Cholesterol in food rarely matters.

You’d think the obvious thing would be to eat fewer of the top cholesterol-containing foods such as prawns, organ meats and eggs. But, for most people, the amount of cholesterol in the diet has very little impact on the amount of cholesterol circulating in their blood, which is because your liver is generally very effective at cutting down on internal cholesterol manufacture when it detects a supply coming in from outside. So, you can safely eat a poached egg for brekkie and a prawn sandwich for lunch if you want to, but do take care to watch your intake of calories overall as being overweight, inactive and eating too many of the wrong kind of fats are all risk factors for high cholesterol risk.

Swap saturated fats for unsaturated.

Saturated fats have had something of a reprieve lately, with evidence that some types – such as those in dairy products and chocolate – may not be so bad for your cholesterol levels after all. But it’s still a sensible precaution to keep saturated fat intake down to no more than 20 grams a day, and especially to avoid trans fats – the worst type for the heart – which have been largely eliminated from supermarket food, but can still crop up in fish and chips and other takeaways.

Eating a very low-fat diet isn’t the answer though, and the latest evidence suggests a moderate-fat diet with higher amounts of polyunsaturated and monounsaturated types such as olive, vegetable oils, nuts and avocadoes is the best. The worst thing you can do is replace saturated fat with foods rich in refined carbs, low-fat savoury snacks, white bread, sugary cereal bars and the like, as these can raise the risk of heart disease and diabetes as much as—or more than—eating too much saturated fat.

As part of your healthier fat consumption, having one to two servings of omega-3-rich oily fish such as salmon or mackerel a week is a great idea. While omega-3s don’t have much effect on cholesterol, they make the blood less prone to clotting.

Include cholesterol-reducing superfoods.

When you’re already moderating your saturated fat intake, getting your 5-a-day of fruit and veg and eating a couple of portions of oily fish a week, there’s still room to lower your cholesterol levels even more – achieving up to a 35 per cent reduction in total – by including one or more of these four specific cholesterol-busting foods, which are part of the Heart UK-approved Ultimate Cholesterol Lowering Plan.

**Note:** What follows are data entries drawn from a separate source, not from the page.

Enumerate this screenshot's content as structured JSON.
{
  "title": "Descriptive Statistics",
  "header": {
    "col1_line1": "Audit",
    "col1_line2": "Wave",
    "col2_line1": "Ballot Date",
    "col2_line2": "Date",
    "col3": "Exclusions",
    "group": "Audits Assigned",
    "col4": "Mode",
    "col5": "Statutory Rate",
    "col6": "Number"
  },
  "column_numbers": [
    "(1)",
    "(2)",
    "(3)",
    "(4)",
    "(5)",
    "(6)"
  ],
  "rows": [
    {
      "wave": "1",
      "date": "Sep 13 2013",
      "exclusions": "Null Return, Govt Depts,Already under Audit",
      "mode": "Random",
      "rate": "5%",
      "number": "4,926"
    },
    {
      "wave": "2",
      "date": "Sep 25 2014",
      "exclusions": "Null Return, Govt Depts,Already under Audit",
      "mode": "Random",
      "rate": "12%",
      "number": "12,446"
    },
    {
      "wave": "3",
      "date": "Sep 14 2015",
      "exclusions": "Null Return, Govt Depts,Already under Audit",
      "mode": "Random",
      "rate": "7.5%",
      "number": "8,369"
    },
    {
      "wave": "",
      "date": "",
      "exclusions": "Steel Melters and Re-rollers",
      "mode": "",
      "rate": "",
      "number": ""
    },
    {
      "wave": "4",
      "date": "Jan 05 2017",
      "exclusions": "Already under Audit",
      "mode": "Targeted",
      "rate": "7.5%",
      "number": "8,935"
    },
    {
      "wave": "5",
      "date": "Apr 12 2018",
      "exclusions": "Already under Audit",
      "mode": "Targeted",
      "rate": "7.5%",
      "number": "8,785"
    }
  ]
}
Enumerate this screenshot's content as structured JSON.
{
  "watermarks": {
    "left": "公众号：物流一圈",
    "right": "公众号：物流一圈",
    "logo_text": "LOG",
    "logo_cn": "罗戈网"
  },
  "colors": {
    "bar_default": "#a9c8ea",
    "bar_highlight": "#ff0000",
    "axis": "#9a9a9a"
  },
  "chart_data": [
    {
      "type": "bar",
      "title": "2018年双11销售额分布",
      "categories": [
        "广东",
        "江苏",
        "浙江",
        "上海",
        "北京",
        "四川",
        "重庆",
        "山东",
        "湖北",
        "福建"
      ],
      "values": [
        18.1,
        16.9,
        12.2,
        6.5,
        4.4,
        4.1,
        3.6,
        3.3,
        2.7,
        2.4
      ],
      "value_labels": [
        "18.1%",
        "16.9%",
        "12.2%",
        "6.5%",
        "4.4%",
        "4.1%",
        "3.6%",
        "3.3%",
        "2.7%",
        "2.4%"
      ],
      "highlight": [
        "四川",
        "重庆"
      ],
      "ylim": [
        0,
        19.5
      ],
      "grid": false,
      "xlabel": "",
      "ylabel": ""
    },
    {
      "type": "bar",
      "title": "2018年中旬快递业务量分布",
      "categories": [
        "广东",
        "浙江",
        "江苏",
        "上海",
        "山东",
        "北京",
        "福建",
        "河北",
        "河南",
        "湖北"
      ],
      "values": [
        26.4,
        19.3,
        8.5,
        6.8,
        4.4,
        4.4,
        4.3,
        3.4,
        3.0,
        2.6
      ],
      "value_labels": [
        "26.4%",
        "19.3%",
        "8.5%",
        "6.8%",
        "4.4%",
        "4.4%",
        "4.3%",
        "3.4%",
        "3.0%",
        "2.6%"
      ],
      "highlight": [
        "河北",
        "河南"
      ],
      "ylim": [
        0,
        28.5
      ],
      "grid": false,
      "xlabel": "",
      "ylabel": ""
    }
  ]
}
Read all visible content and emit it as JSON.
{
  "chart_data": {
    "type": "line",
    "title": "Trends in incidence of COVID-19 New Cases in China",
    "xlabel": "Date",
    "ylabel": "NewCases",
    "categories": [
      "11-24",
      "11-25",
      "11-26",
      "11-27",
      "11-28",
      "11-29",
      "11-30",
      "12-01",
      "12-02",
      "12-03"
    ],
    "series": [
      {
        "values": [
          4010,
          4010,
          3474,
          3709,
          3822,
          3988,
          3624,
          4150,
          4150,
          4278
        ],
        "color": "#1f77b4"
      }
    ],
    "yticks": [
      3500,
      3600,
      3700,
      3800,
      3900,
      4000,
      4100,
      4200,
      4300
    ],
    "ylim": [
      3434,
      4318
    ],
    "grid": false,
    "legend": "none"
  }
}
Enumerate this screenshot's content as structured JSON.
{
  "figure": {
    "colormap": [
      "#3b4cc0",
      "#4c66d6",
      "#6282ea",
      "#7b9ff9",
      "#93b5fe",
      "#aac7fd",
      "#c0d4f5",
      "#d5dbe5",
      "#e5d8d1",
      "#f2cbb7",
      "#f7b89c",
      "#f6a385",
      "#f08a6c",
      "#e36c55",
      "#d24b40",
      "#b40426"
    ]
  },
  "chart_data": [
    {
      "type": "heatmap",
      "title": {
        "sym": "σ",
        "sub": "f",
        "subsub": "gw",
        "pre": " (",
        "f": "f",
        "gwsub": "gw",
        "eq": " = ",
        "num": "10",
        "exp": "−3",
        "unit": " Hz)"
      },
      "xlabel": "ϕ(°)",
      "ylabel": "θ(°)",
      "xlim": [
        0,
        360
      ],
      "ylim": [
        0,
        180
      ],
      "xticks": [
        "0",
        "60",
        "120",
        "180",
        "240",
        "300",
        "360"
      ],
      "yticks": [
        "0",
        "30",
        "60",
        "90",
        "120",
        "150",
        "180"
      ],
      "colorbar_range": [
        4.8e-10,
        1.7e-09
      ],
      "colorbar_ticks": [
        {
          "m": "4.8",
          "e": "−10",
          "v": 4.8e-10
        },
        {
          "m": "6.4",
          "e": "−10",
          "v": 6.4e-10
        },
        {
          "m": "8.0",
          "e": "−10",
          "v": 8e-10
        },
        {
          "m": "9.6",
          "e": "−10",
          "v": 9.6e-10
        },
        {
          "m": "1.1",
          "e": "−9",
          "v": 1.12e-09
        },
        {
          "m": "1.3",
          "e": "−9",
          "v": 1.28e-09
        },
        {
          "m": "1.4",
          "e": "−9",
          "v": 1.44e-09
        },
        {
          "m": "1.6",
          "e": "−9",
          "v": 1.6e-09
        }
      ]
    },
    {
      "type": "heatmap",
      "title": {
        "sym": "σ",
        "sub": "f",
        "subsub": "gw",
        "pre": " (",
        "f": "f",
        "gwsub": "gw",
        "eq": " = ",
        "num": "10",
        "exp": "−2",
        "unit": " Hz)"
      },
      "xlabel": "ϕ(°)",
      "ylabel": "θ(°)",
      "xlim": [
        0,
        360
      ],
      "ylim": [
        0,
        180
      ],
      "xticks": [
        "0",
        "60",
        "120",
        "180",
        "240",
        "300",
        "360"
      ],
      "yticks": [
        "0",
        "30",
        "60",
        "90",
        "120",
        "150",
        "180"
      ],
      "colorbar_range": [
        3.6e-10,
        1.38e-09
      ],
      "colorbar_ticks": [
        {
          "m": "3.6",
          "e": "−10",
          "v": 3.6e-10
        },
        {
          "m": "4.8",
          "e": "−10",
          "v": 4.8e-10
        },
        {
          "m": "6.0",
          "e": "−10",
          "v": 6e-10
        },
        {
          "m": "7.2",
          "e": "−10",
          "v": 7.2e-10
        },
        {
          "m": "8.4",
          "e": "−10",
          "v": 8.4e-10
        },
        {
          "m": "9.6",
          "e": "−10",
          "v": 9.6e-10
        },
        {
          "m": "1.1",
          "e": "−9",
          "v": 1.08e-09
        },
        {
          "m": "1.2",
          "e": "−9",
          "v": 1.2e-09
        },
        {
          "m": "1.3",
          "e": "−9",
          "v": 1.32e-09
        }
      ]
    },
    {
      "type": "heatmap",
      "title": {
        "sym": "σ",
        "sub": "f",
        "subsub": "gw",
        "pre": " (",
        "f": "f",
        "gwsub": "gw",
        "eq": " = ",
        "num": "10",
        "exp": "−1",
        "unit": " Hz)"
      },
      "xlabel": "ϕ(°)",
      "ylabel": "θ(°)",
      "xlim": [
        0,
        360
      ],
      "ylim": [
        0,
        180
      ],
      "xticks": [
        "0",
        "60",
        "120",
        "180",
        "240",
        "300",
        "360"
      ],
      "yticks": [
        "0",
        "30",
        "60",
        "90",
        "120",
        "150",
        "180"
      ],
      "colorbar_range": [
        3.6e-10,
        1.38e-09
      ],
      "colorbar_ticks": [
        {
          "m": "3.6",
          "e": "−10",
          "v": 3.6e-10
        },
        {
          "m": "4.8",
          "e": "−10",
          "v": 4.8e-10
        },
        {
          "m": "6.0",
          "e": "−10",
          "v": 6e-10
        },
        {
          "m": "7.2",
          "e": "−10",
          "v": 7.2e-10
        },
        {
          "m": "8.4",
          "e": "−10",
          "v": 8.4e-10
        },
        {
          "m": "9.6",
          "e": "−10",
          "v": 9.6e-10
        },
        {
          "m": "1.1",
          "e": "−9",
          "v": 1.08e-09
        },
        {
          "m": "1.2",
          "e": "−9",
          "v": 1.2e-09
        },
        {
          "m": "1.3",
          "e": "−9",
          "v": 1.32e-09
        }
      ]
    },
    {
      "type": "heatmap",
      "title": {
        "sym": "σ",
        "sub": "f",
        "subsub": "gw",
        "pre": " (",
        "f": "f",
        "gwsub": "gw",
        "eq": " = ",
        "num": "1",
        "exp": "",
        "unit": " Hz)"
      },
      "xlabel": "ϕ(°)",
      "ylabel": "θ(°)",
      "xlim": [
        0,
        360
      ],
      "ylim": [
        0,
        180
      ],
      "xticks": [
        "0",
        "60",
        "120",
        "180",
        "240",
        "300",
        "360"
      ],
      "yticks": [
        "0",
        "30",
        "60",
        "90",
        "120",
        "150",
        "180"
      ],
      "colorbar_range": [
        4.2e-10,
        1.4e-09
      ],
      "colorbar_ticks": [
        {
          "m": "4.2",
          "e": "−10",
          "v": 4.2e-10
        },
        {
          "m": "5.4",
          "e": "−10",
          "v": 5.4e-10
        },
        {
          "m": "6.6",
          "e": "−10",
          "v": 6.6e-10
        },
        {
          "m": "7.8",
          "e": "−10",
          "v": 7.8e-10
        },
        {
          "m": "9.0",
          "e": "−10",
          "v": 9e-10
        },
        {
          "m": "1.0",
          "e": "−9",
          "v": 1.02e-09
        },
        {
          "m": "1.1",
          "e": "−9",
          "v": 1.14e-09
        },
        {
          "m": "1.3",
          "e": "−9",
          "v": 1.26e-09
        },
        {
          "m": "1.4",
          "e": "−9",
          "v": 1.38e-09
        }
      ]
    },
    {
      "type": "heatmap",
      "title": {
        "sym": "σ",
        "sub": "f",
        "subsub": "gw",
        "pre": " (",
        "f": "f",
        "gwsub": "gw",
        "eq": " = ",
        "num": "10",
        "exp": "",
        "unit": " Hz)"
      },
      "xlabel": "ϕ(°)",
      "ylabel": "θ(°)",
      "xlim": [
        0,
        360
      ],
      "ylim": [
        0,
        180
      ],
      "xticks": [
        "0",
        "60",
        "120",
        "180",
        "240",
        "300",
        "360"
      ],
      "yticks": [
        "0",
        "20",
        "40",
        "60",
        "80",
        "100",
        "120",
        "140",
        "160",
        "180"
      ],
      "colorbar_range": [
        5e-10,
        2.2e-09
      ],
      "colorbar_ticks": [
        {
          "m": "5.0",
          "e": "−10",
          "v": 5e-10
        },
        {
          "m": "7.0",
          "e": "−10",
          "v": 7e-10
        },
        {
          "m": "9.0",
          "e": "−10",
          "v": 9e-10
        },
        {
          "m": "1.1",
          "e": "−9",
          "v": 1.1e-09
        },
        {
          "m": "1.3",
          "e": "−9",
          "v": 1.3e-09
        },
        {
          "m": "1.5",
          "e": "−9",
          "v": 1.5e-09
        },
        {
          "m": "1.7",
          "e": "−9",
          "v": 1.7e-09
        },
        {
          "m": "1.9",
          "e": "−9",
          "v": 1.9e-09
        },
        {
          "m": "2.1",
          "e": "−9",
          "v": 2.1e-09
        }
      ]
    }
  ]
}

  • Stanol- or Sterol-fortified foods such as Benecol or Flora Proactive: try a one-a-day mini yogurt drink for convenience.
  • Soya protein: Choose either a handful of roasted edamame beans, or two glasses of soya milk or 55g marinated tofu daily.
  • Nuts: A handful of any type daily – for example, almonds, pecans, walnuts or peanuts – is all you need, but preferably go for the unsalted type.
  • Oats: For a measurable effect, eat a large bowl of porridge (60g oats) and a snack of three oatcakes daily.

Love coffee? If you’re watching your cholesterol levels, stick to instant or filter types. This is because coffee contains a substance called cafestol that stimulates rises in cholesterol levels. When coffee is brewed with a paper filter, the cafestol (found in the oily fraction of the coffee) gets left behind in the filter. However, boiled and percolator coffee, as well as Turkish and cafetière types, aren’t filtered and have much higher cafestol levels. Espresso – the basis of most lattes and cappuccinos – is somewhere in the middle in terms of its cafestol content and cholesterol-rising potential.